These days, it seems the Maltese public is doing the equivalent of driving and texting. It just can’t take away its attention from the entertaining series of texts reporting on the Nationalist Party’s meltdown. But reading these texts is taking attention away from the road, where a truck is approaching head-on.
Pieter Omtzigt has a near unpronounceable name, and he has written a report on the rule of law in Malta which might seem largely irrelevant bar for some temporary negative publicity. Isn’t the Council of Europe (CoE), on behalf of which Omtzigt wrote his report, just some talking shop? And can he have said anything about rule of law that hasn’t been said already?
Well, consider this. He has written that what is happening in Malta should worry the whole of Europe and – the real punch – if Malta doesn’t mend its ways, European institutions should intervene.
Let’s repeat that slowly. A Dutch MP has urged international intervention – which can only mean pressure and sanctions – on our country if it doesn’t mend its ways.
That’s practically saying we’re two weaves away from being a basket case. It is also directly saying we are a security threat to the rest of Europe. The last time that kind of thing was said about us was back in the 1980s, when Libyan terrorism was said to be using Malta as a base.
Finally, it is urging European intervention. That’s another way of saying that Malta should be looked at less as an international partner, and more as an associate that the rest of Europe should, at least for the moment, look at with some ambivalence.
Whatever your political stripe, this is a recommendation of the utmost gravity. It should make all Maltese indignant. Why? That’s where the sea parts. If you’re Taghna Lkoll, then your blood should boil at the “neo-colonialist” suggestion. If you’re a government critic, then you should be livid at how Labour’s abuse of power has brought the country to the point where others, using their own security for justification, feel they may need to treat us like some kid brother (or sister) needing discipline and, if necessary, rehabilitation.
Either way, Omtzigt’s report needs full debate in Malta. It could have a discernible impact on our economy, national reputation and, consequently, our everyday lives.
European politicians should be interviewed on how seriously they will take it. The gamut should take account of both the result of the European Parliament elections – where the voice of a government critic like Sven Giegold is going to become more influential as a result of the Green’s success – and of the EP campaign, which saw Omtzigt’s fellow Dutch politician, Frans Timmermans, endorse Joseph Muscat.

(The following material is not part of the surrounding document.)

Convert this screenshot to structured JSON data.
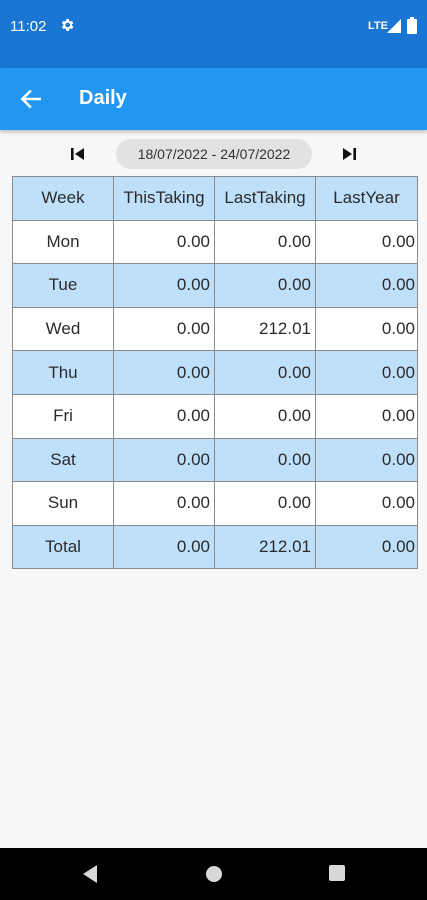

This isn’t a report by some “holier-than-thou” MP. This is a report that has been endorsed, at CoE committee level, despite the Maltese government throwing all its firepower at it, seeking to amend its wording in a zillion passages. All turned down. The original report went through with some cosmetic changes.

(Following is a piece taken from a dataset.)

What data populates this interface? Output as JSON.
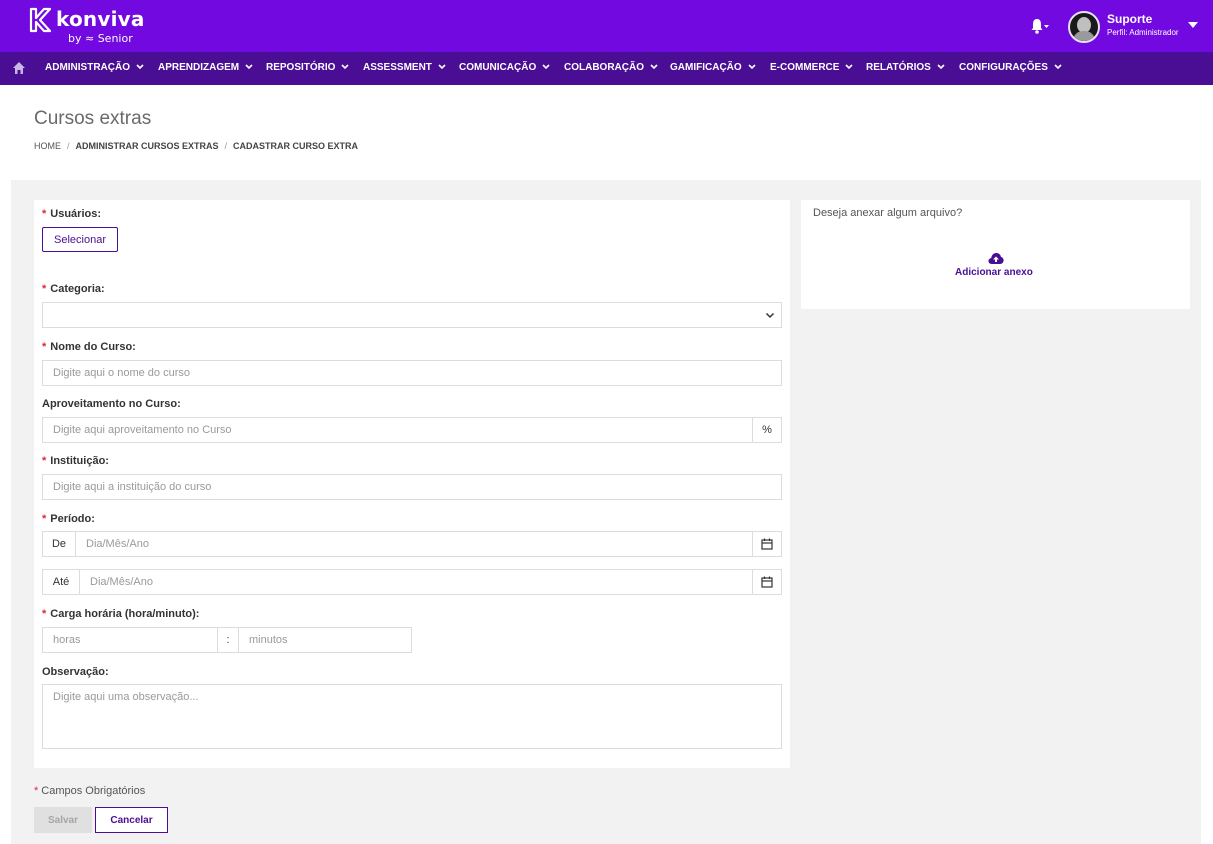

It’s no longer one Dutch MP’s report. It’s no longer possible to dismiss the accusations within it – of a system that permits concentration of power in the hands of the Prime Minister, of a government administration that is abusing of that system to make the State a partisan weapon – as the fantasies of single politicians like Ana Gomes or Omtzigt himself.
The CoE is a big forum but the report will have repercussions beyond it. Up till now, Labour ministers have reacted to criticisms of their record on the rule of law by claiming to have done many things on its behalf: court reforms, the Whistleblower Act, and so on. Omtzigt takes some of those claims and blows them out of the water.
He says the Whistleblower Act exists on paper but is undermined in practice by State institutions. Court reforms fall short of the Venice Commission’s recommendations and show contempt for the courts. Rest assured that the next time a Labour minister tries those kind of arguments, this report will be cited and an answer to these specific arguments demanded.
Any reply based on attacking Omtzigt’s credentials – his bias or unreliability have been part of Labour spin – will be not only ineffective but counterproductive. Ineffective because it’s no longer just his report. The CoE’s Committee on Legal Affairs and Human Rights has made the report its own.
As for counterproductive: Dissing a report’s author for his sinister hidden agenda or blaming international bodies for being dupes might go down well with Labour’s core vote. But those same international bodies have heard it all before – from disreputable governments such as those of Russia, Turkey, Hungary and Poland.
So here’s the funny thing. The more Labour tries that line, the more it will confirm its audience’s feeling that the Omtzigt report is right.
It should be dismaying for any Maltese to see the country brought to this state in its diplomatic relations within a body, the CoE, that we joined soon after Independence with our first Prime Minister declaring that it felt like a homecoming.
Now we’re being told we’re threatening the security of that home.